Episode 1: The Big Sleep and Fire Walk with Me


This is the debut episode of The Frances Farmer Show. Each episode we talk about an older movie and a newer movie and a bunch of other things besides, with a special, but by no means exclusive, look at cinematic goings-on in the Seattle area. This week, we discuss Howard Hawks's 1946 Humphrey Bogart-Lauren Bacall film noir The Big Sleep and David Lynch's prequel to his acclaimed early 90s television series Twin Peaks: Fire Walk with Me. We also take a look back at last week's Oscars, a look ahead to what's coming to Seattle Screens and a look all around the career of David Lynch.

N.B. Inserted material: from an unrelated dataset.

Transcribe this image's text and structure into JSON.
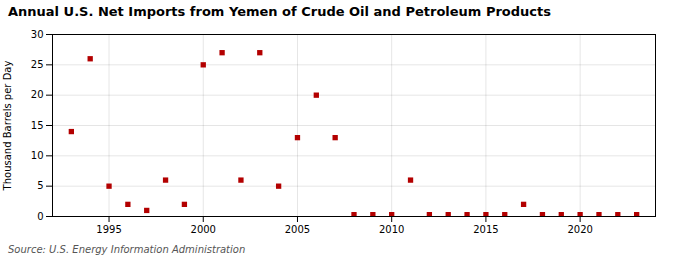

Episode 83: Special Announcement


We interrupt your Oscar weekend with a Special Announcement. The show is changing names and changing homes. Nothing else major will change. The show will still be in the same format and be found on the same podcast feed. But we're moving the show over to Seattle Screen Scene in an attempt to streamline our endeavors. Hopefully this will cause very little disruption in all of our lives.


Episode 82: The Razor’s Edge, Canyon Passage and the Best of 2015


In anticipation of next week's Academy Awards, Mike and Sean run down their picks in the top categories, both who they think will win and who should win the awards, out of all the films and performances from 2015. They also start their year-long exploration of the films of 1946 with one of that year's Best Picture contenders, The Razor's Edge, with Gene Tierney and Tyrone Power, and Jacques Tourneur's Western Canyon Passage, starring Dana Andrews, in some circles now one of the highly regarded films of that year, but which then received only one Oscar nomination (for Best Song).